Status: Please note you should read all Brexit changes to the FCA Handbook and BTS alongside the main FCA transitional directions. Where these directions apply the 'standstill', firms have the choice between complying with the pre-IP completion day rules, or the post-IP completion day rules. To see a full list of Handbook modules affected, please see Annex B to the main FCA transitional directions.
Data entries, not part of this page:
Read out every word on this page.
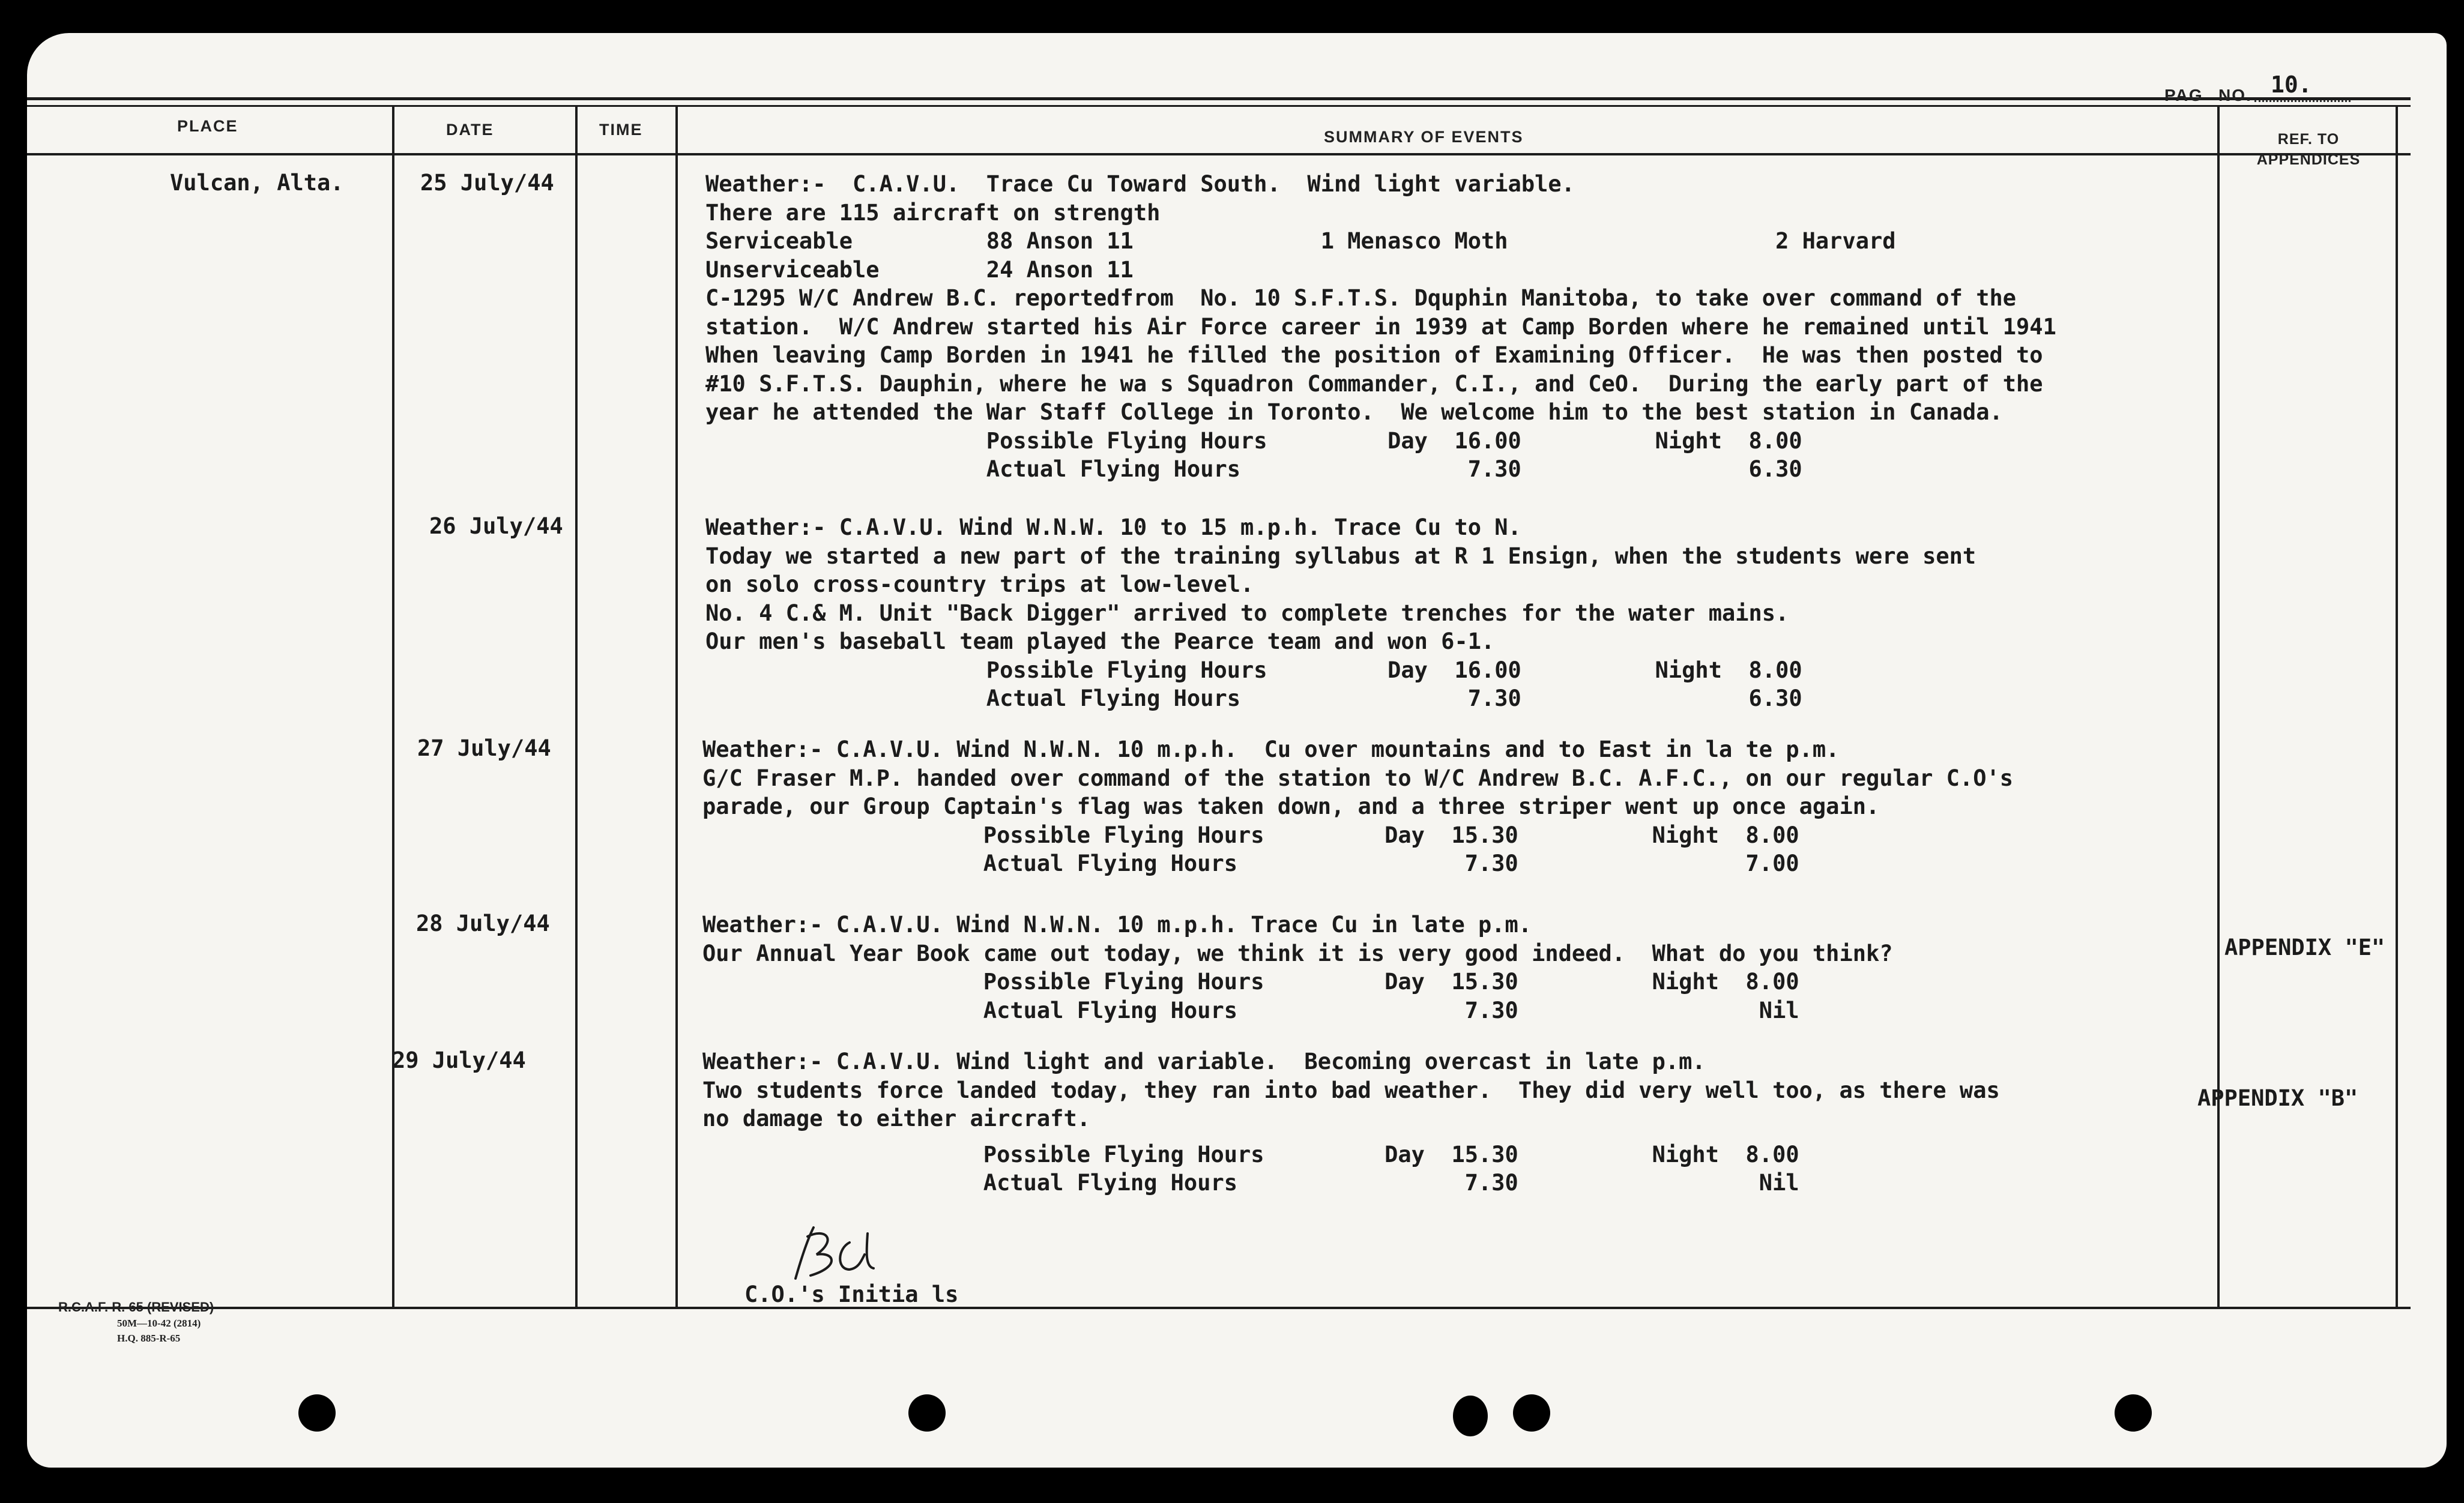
PAG NO. 10.
PLACE	DATE	TIME	SUMMARY OF EVENTS	REF. TO
APPENDICES
Vulcan, Alta.	25 July/44	Weather:-  C.A.V.U.  Trace Cu Toward South.  Wind light variable.
There are 115 aircraft on strength
Serviceable          88 Anson 11              1 Menasco Moth                    2 Harvard
Unserviceable        24 Anson 11
C-1295 W/C Andrew B.C. reportedfrom  No. 10 S.F.T.S. Dquphin Manitoba, to take over command of the
station.  W/C Andrew started his Air Force career in 1939 at Camp Borden where he remained until 1941
When leaving Camp Borden in 1941 he filled the position of Examining Officer.  He was then posted to
#10 S.F.T.S. Dauphin, where he wa s Squadron Commander, C.I., and CeO.  During the early part of the
year he attended the War Staff College in Toronto.  We welcome him to the best station in Canada.
Possible Flying Hours         Day  16.00          Night  8.00
Actual Flying Hours                 7.30                 6.30
26 July/44	Weather:- C.A.V.U. Wind W.N.W. 10 to 15 m.p.h. Trace Cu to N.
Today we started a new part of the training syllabus at R 1 Ensign, when the students were sent
on solo cross-country trips at low-level.
No. 4 C.& M. Unit "Back Digger" arrived to complete trenches for the water mains.
Our men's baseball team played the Pearce team and won 6-1.
Possible Flying Hours         Day  16.00          Night  8.00
Actual Flying Hours                 7.30                 6.30
27 July/44	Weather:- C.A.V.U. Wind N.W.N. 10 m.p.h.  Cu over mountains and to East in la te p.m.
G/C Fraser M.P. handed over command of the station to W/C Andrew B.C. A.F.C., on our regular C.O's
parade, our Group Captain's flag was taken down, and a three striper went up once again.
Possible Flying Hours         Day  15.30          Night  8.00
Actual Flying Hours                 7.30                 7.00
28 July/44	Weather:- C.A.V.U. Wind N.W.N. 10 m.p.h. Trace Cu in late p.m.
Our Annual Year Book came out today, we think it is very good indeed.  What do you think?
Possible Flying Hours         Day  15.30          Night  8.00
Actual Flying Hours                 7.30                  Nil
APPENDIX "E"
29 July/44	Weather:- C.A.V.U. Wind light and variable.  Becoming overcast in late p.m.
Two students force landed today, they ran into bad weather.  They did very well too, as there was
no damage to either aircraft.
Possible Flying Hours         Day  15.30          Night  8.00
Actual Flying Hours                 7.30                  Nil
APPENDIX "B"
C.O.'s Initia ls
R.C.A.F. R. 65 (REVISED)
50M—10-42 (2814)
H.Q. 885-R-65
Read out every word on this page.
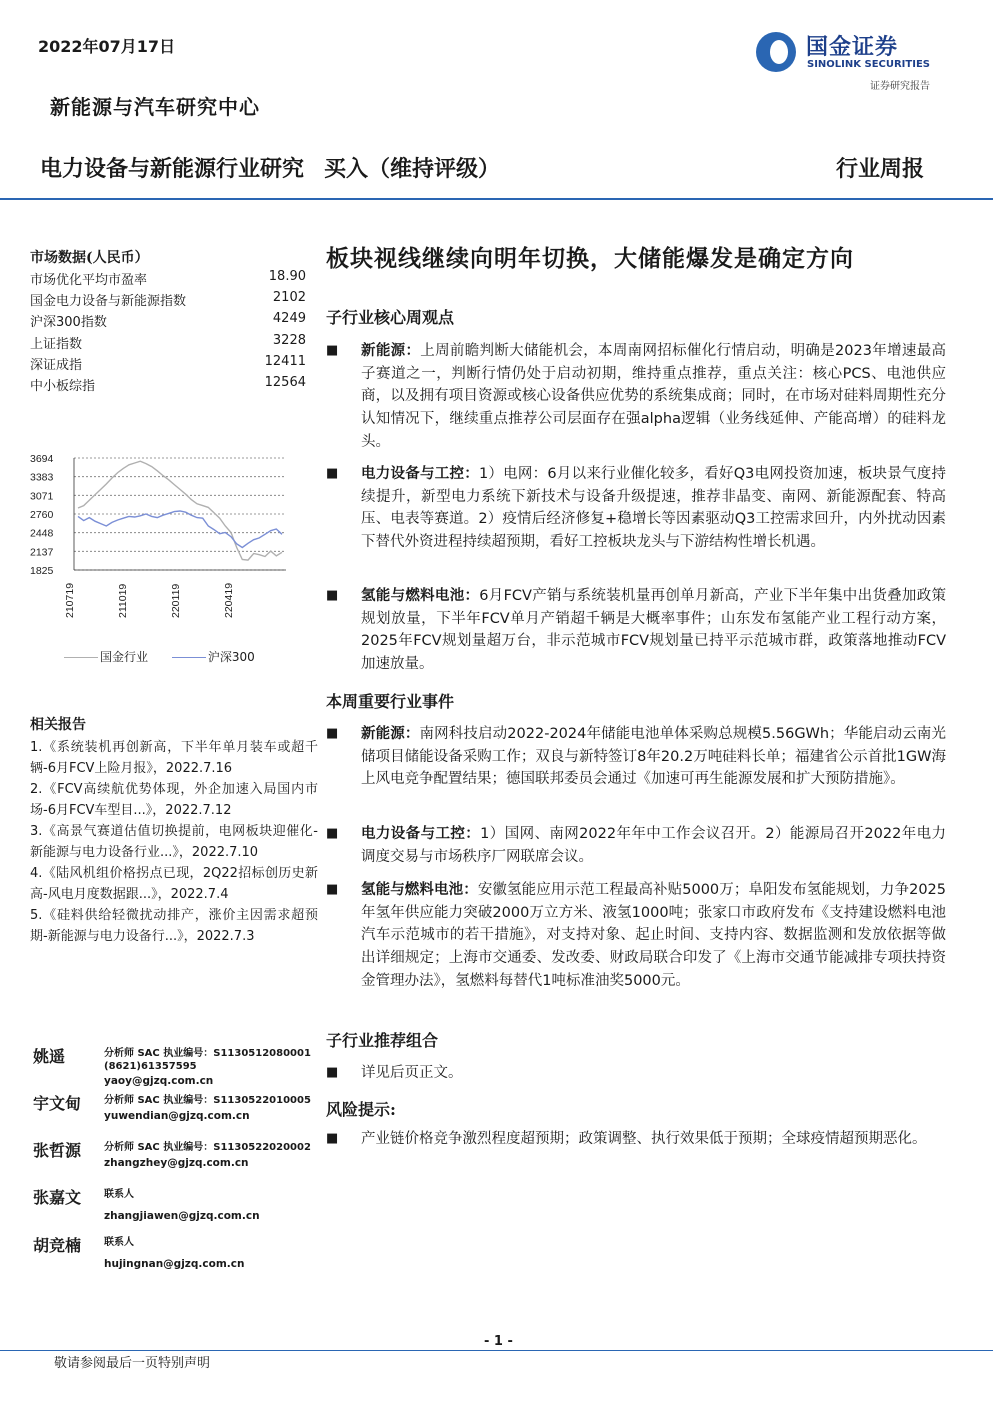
2022年07月17日
新能源与汽车研究中心
国金证券
SINOLINK SECURITIES
证券研究报告
电力设备与新能源行业研究 买入（维持评级）	行业周报
市场数据(人民币）
市场优化平均市盈率	18.90
国金电力设备与新能源指数	2102
沪深300指数	4249
上证指数	3228
深证成指	12411
中小板综指	12564
3694
3383
3071
2760
2448
2137
1825
210719	211019	220119	220419
国金行业	沪深300
相关报告

1.《系统装机再创新高，下半年单月装车或超千辆-6月FCV上险月报》，2022.7.16

2.《FCV高续航优势体现，外企加速入局国内市场-6月FCV车型目...》，2022.7.12

3.《高景气赛道估值切换提前，电网板块迎催化-新能源与电力设备行业...》，2022.7.10

4.《陆风机组价格拐点已现，2Q22招标创历史新高-风电月度数据跟...》，2022.7.4

5.《硅料供给轻微扰动排产，涨价主因需求超预期-新能源与电力设备行...》，2022.7.3

姚遥	分析师 SAC 执业编号：S1130512080001
(8621)61357595
yaoy@gjzq.com.cn
宇文甸 分析师 SAC 执业编号：S1130522010005
yuwendian@gjzq.com.cn
张哲源 分析师 SAC 执业编号：S1130522020002
zhangzhey@gjzq.com.cn
张嘉文 联系人
zhangjiawen@gjzq.com.cn
胡竞楠 联系人
hujingnan@gjzq.com.cn
板块视线继续向明年切换，大储能爆发是确定方向
子行业核心周观点
■ 新能源：上周前瞻判断大储能机会，本周南网招标催化行情启动，明确是2023年增速最高子赛道之一，判断行情仍处于启动初期，维持重点推荐，重点关注：核心PCS、电池供应商，以及拥有项目资源或核心设备供应优势的系统集成商；同时，在市场对硅料周期性充分认知情况下，继续重点推荐公司层面存在强alpha逻辑（业务线延伸、产能高增）的硅料龙头。
■ 电力设备与工控：1）电网：6月以来行业催化较多，看好Q3电网投资加速，板块景气度持续提升，新型电力系统下新技术与设备升级提速，推荐非晶变、南网、新能源配套、特高压、电表等赛道。2）疫情后经济修复+稳增长等因素驱动Q3工控需求回升，内外扰动因素下替代外资进程持续超预期，看好工控板块龙头与下游结构性增长机遇。
■ 氢能与燃料电池：6月FCV产销与系统装机量再创单月新高，产业下半年集中出货叠加政策规划放量，下半年FCV单月产销超千辆是大概率事件；山东发布氢能产业工程行动方案，2025年FCV规划量超万台，非示范城市FCV规划量已持平示范城市群，政策落地推动FCV加速放量。
本周重要行业事件
■ 新能源：南网科技启动2022-2024年储能电池单体采购总规模5.56GWh；华能启动云南光储项目储能设备采购工作；双良与新特签订8年20.2万吨硅料长单；福建省公示首批1GW海上风电竞争配置结果；德国联邦委员会通过《加速可再生能源发展和扩大预防措施》。
■ 电力设备与工控：1）国网、南网2022年年中工作会议召开。2）能源局召开2022年电力调度交易与市场秩序厂网联席会议。
■ 氢能与燃料电池：安徽氢能应用示范工程最高补贴5000万；阜阳发布氢能规划，力争2025年氢年供应能力突破2000万立方米、液氢1000吨；张家口市政府发布《支持建设燃料电池汽车示范城市的若干措施》，对支持对象、起止时间、支持内容、数据监测和发放依据等做出详细规定；上海市交通委、发改委、财政局联合印发了《上海市交通节能减排专项扶持资金管理办法》，氢燃料每替代1吨标准油奖5000元。
子行业推荐组合
■ 详见后页正文。
风险提示:
■ 产业链价格竞争激烈程度超预期；政策调整、执行效果低于预期；全球疫情超预期恶化。
- 1 -
敬请参阅最后一页特别声明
Article 17 Provisions for the liquidity assessment for bonds and for the determination of the pre-trade size specific to the instrument thresholds based on trade percentiles

  1. (1)

    For determining the bonds for which there is not a liquid market for the purposes of Article 6 and according to the methodology specified in Article 13(1)(b), the approach for the liquidity criterion "average daily number of trades" shall be taken applying the "average daily number of trades" corresponding to stage S1 (15 daily trades).

  2. (2)

    Corporate bonds and covered bonds that are admitted to trading or first traded on a trading venue shall be considered to have a liquid market until the application of the results of the first quarterly liquidity determination as set out in Article 13(18) where:

    1. (a)

      the issuance size exceeds EUR 1000000000 during stages S1 and S2, as determined in accordance with paragraph 6;

    2. (b)

      the issuance size exceeds EUR 500000000 during stages S3 and S4, as determined in accordance with paragraph 6.

  3. (3)

    For determining the size specific to the financial instrument for the purposes of Article 5 and according to the methodology specified in Article 13(2)(b), the approach for the trade percentile to be applied shall be used applying the trade percentile corresponding to the stage S1 (30th percentile).

  4. (4)

    The FCA shall, by 30 July of the year following the date of application of Regulation (EU) No 600/2014 and by 30 July of each year thereafter, submit to the Treasury an assessment of the operation of the thresholds for the liquidity criterion 'average daily number of trades' for bonds as well as the size specific to the financial instruments

  5. (5)

    The assessment referred to in paragraph 4 shall take into account:

    1. (a)

      the evolution of trading volumes in non-equity instruments covered by the pre-trade transparency obligations pursuant to Article 8 and 9 of Regulation (EU) No 600/2014;

    2. (b)

      the impact on liquidity providers of the percentile thresholds used to determine the size specific to the financial instrument; and

    3. (c)

      any other relevant factors.

  6. (6)

    The FCA shall, in light of the assessment undertaken in accordance with paragraphs 4 and 5, consider its use of the powers to amend this Regulation at regulation 3 of the Financial Regulators' Powers (Technical Standards etc.) (Amendment etc.) (EU Exit) Regulations 2018 (SI 2018/1115) and section 138P of FSMA.